日本のスポーツ行政の現状。日本スポーツ協会は現時点で、トランスジェンダーおよびDSDを持つ選手の競技参加について、各競技団体の自主判断に委ねている。しかしIOCが国際的な基準を設定した以上、日本の競技団体も対応を迫られる場面が増えていく。特に国際大会への出場資格に関しては、国際競技連盟のルールに従わざるを得ない。また医療的プライバシーという観点から、日本の選手が海外でのSRY検査に際してどのようなサポートを受けられるか、という問題もある。選手を守るための制度整備を、日本のスポーツ行政は今から準備すべき段階に来ている。

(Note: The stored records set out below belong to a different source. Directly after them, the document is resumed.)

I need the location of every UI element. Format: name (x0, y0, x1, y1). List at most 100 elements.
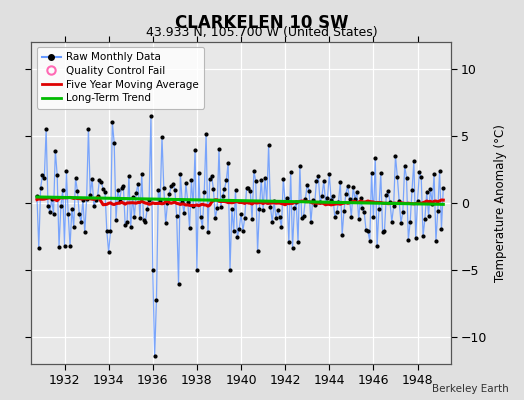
Legend: Raw Monthly Data, Quality Control Fail, Five Year Moving Average, Long-Term Tren: Raw Monthly Data, Quality Control Fail, … (37, 47, 204, 108)
Point (233, 234, 242, 240)
Point (145, 197, 154, 203)
Point (310, 202, 319, 208)
Point (332, 209, 341, 216)
Point (208, 172, 216, 179)
Point (224, 160, 232, 166)
Point (309, 196, 317, 203)
Point (325, 171, 333, 178)
Point (200, 188, 209, 195)
Point (422, 189, 431, 196)
Point (108, 119, 116, 126)
Point (139, 217, 148, 223)
Point (156, 198, 165, 204)
Point (246, 188, 255, 194)
Point (48, 196, 56, 203)
Point (255, 206, 264, 212)
Point (336, 178, 344, 185)
Point (349, 184, 357, 190)
Point (219, 193, 227, 199)
Point (296, 163, 304, 169)
Point (314, 173, 322, 179)
Point (130, 214, 138, 220)
Point (183, 198, 192, 205)
Point (279, 176, 288, 182)
Point (432, 238, 440, 244)
Point (103, 228, 111, 234)
Point (265, 142, 273, 148)
Point (424, 212, 433, 219)
Point (342, 191, 350, 197)
Point (202, 130, 210, 137)
Point (92, 197, 100, 204)
Point (298, 215, 306, 221)
Point (380, 228, 389, 234)
Point (112, 216, 120, 223)
Point (182, 180, 190, 187)
Point (287, 169, 295, 175)
Point (101, 188, 109, 195)
Point (169, 181, 177, 188)
Point (66, 243, 74, 249)
Point (220, 186, 228, 192)
Point (375, 206, 383, 212)
Text: Berkeley Earth: Berkeley Earth (432, 384, 508, 394)
Point (415, 169, 423, 176)
Point (395, 198, 403, 204)
Point (266, 204, 275, 210)
Point (437, 226, 445, 232)
Point (244, 185, 253, 191)
Point (106, 228, 115, 234)
Point (81, 229, 89, 236)
Point (402, 174, 411, 181)
Point (132, 190, 140, 196)
Point (147, 112, 155, 119)
Point (70, 224, 78, 230)
Point (57, 203, 65, 210)
Point (149, 267, 157, 273)
Point (292, 199, 300, 205)
Point (55, 244, 63, 250)
Point (254, 248, 262, 254)
Point (191, 146, 199, 153)
Point (176, 171, 184, 177)
Point (399, 209, 407, 215)
Point (331, 214, 339, 221)
Point (227, 206, 236, 212)
Point (163, 200, 172, 206)
Point (126, 224, 135, 230)
Point (160, 185, 168, 192)
Text: CLARKELEN 10 SW: CLARKELEN 10 SW (175, 14, 349, 32)
Point (189, 203, 198, 209)
Point (344, 183, 352, 189)
Point (334, 199, 343, 205)
Point (386, 199, 394, 205)
Point (230, 228, 238, 234)
Point (46, 208, 54, 215)
Point (82, 196, 91, 202)
Point (404, 236, 412, 243)
Point (435, 168, 444, 174)
Point (312, 178, 321, 185)
Point (373, 243, 381, 250)
Point (371, 155, 379, 161)
Point (358, 205, 367, 212)
Point (345, 196, 354, 202)
Point (33, 193, 41, 200)
Point (237, 210, 245, 217)
Point (136, 214, 144, 221)
Point (270, 198, 278, 204)
Point (75, 210, 83, 217)
Point (185, 225, 194, 231)
Point (86, 191, 94, 198)
Point (305, 188, 313, 194)
Point (90, 203, 98, 210)
Point (389, 203, 398, 210)
Point (158, 134, 166, 140)
Point (281, 200, 289, 206)
Point (141, 219, 150, 225)
Point (340, 207, 348, 214)
Point (377, 170, 385, 176)
Point (356, 195, 365, 201)
Point (97, 179, 105, 185)
Point (154, 187, 162, 194)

この問題に対して「早まった答え」を出すことの危険。IOCのSRY遺伝子検査義務化をめぐる議論は、ソーシャルメディアで非常に単純化された形で広まっている。「トランスジェンダーを排除した正しい決断」か「トランスジェンダーへの差別的な排除」か——どちらの側も、複雑な生物学的・医療的事実を無視して、政治的に単純なスローガンを繰り返している。しかし実際に影響を受ける選手たちの状況は単純ではない。アンドロゲン不応症の女性アスリートがSRY陽性とされて競技資格を失う事態、それが報道され本人が傷つく可能性——これは政治的な議論のための「想定例」ではなく、2028年のロサンゼルスで現実に起きるかもしれないことだ。単純な答えを急いで出すより、複雑さに向き合い続けることが、今この問題に必要な態度だと私は思う。